A veces el poeta se aventura al desafío, a la
incertidumbre que provoca la extensión. La necesidad de comunicar lo lleva al
terreno de la prosa, a contar una historia prescindiendo de la métrica
propiamente dicha, dando el paso para enfrentarse a la narración. Recordemos el
Retrato de Dorian Gray, de Óscar Wilde, novela misteriosa, romántica y
dramática, de obligada lectura para todos los amantes de las letras.

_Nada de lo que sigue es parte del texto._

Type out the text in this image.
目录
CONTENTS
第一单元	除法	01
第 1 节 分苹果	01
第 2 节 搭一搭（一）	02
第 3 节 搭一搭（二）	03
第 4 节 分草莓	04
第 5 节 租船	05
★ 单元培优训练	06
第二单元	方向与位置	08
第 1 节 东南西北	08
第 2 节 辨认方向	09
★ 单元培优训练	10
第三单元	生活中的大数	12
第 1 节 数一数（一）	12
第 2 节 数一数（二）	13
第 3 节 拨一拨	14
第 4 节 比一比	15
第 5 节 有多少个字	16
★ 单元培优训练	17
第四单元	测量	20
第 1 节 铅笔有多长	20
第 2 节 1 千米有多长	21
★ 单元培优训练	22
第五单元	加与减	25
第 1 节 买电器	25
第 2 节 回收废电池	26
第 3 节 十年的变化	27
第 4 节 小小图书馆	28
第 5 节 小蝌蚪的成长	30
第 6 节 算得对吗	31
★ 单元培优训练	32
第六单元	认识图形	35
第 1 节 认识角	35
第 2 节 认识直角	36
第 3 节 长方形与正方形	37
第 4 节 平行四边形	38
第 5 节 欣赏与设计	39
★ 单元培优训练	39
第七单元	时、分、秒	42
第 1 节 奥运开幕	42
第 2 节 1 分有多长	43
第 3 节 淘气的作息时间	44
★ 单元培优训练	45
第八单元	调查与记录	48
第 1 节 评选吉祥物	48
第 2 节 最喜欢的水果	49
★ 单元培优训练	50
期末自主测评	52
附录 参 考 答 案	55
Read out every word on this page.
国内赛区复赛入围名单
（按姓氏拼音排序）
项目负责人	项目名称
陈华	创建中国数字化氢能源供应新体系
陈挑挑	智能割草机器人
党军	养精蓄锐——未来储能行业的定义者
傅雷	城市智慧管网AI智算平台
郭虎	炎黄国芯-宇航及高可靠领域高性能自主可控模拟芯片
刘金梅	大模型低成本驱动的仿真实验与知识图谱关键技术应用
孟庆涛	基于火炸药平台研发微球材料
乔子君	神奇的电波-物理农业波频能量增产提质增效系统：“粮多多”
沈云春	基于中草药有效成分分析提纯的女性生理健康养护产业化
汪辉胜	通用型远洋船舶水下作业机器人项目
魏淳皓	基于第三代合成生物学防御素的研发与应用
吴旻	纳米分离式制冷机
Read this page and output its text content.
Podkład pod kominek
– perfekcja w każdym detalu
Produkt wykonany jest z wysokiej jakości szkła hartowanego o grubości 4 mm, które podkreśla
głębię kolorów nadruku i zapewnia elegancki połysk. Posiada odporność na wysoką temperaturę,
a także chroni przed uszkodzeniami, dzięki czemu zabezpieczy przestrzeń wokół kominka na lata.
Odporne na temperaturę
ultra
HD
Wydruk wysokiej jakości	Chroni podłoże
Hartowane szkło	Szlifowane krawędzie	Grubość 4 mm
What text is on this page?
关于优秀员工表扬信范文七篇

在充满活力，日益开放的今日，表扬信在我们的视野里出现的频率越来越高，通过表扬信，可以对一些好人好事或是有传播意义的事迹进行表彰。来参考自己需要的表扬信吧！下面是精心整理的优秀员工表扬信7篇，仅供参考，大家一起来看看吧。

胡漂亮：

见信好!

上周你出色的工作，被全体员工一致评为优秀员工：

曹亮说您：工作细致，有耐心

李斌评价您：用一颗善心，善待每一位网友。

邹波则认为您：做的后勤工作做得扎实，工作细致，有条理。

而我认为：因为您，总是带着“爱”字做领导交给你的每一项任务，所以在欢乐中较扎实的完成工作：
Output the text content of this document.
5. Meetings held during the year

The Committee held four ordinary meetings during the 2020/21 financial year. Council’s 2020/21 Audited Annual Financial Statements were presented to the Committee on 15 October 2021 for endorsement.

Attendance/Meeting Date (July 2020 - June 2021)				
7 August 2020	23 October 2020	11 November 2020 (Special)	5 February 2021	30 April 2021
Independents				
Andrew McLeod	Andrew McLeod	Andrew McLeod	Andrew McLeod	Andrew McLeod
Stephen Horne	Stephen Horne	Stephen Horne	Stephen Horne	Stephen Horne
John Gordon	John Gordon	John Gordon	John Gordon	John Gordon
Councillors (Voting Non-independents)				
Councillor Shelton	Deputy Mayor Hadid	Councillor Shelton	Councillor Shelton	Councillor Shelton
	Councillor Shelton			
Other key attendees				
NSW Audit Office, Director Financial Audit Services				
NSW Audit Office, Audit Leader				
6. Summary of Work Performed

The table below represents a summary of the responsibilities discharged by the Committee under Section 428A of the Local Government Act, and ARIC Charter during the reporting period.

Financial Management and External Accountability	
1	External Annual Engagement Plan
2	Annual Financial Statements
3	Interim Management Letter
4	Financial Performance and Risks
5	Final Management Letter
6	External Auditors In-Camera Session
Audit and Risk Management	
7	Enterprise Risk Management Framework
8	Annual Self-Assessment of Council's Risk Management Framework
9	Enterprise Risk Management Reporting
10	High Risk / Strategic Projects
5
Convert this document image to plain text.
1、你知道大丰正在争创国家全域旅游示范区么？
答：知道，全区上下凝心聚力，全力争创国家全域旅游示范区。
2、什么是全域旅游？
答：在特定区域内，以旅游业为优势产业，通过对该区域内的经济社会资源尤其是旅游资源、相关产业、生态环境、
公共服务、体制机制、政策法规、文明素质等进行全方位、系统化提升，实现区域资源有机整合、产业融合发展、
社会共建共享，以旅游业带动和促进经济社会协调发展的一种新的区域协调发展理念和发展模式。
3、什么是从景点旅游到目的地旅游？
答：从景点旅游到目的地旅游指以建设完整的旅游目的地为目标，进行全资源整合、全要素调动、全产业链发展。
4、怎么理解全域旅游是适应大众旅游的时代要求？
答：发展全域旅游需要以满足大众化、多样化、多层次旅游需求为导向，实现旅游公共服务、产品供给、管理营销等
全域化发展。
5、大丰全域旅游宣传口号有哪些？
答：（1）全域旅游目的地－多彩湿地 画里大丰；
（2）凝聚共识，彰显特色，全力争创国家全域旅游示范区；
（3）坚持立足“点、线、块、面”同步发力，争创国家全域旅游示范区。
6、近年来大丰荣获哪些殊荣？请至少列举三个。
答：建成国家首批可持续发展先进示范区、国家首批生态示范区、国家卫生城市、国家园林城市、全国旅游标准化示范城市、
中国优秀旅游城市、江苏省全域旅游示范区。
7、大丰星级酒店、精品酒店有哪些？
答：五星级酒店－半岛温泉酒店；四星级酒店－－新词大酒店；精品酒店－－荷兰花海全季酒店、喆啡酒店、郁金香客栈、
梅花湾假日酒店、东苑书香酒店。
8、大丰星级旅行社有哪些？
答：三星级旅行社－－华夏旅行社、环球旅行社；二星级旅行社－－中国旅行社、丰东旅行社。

Pedro Salinas escribió La bomba increíble, ciencia
ficción en español que muy pocos conocen quizás por la galbana que provoca el
prejuicio rutinario a que algunos se agarran para justificar el acto de
relegarla. Y Caballero Bonald nos regala Toda la noche oyeron pasar pájaros
para demostrar que un poema puede convertirse en novela sin que el lector se
percate de ello.
El argumento se sitúa al sur de la península, donde
llega una familia inglesa, estricta, rica y decadente, cuyo padre invierte en
negocios marítimos. Aunque son dos los protagonistas se trata de una obra
coral, porque los personajes, las situaciones, las aventuras y desventuras
giran en torno a la ciudad imaginaria que los acoge, una ciudad costera,
pequeña y luminosa. Las historias se entrecruzan conformando los capítulos por
los que discurre el final, sin embargo lo que cautiva al lector es la imagen
que aparece nada más leer el primer renglón, imagen que no se extravía sino que
crece y se enriquece hasta el punto final, imagen que permanece incluso después
de haber cerrado el libro.
El lenguaje es tan cuidado que invita a recrearse en
él, a participar con lo que dibuja, a disfrutar tanto hasta el punto de olvidar
el uso del diccionario para las palabras referentes a la mar y al oficio del
marinero, porque lo importante es captar las sensaciones descritas por los
momentos corrientes o las grandes emociones. Y es que el narrador no se evade
aunque lo parezca, aunque intente desorientarnos al comienzo de los capítulos,
recurso utilizado para llamar la atención, para no dejarnos escapar, para
construir renglón a renglón ese azulejo por el que constantemente pasan los
pájaros y la vida.
Caballero Bonald no ha dejado a un lado el oficio de
poeta, pero sí que ha jugado con el lector a esconderlo, a disfrazarlo de la
belleza vaga y a veces imprecisa que podemos encontrar en un verso o en un
poema. Esta novela es un ramo de formas, tonos, olores, gestos, ruido de pasos,
viento, crujir de plantas, bruma y luces, porque la ilumina la natural, la que
hace brillar todas las cosas y también la del entendimiento, la que cae sobre
el capítulo en el momento justo para que todo encaje y aparezca la imagen que
no se apagará, la que producirá eco y temblor. Es lo que encontramos en este
poemario hecho novela. No se lo pierda, amigo lector.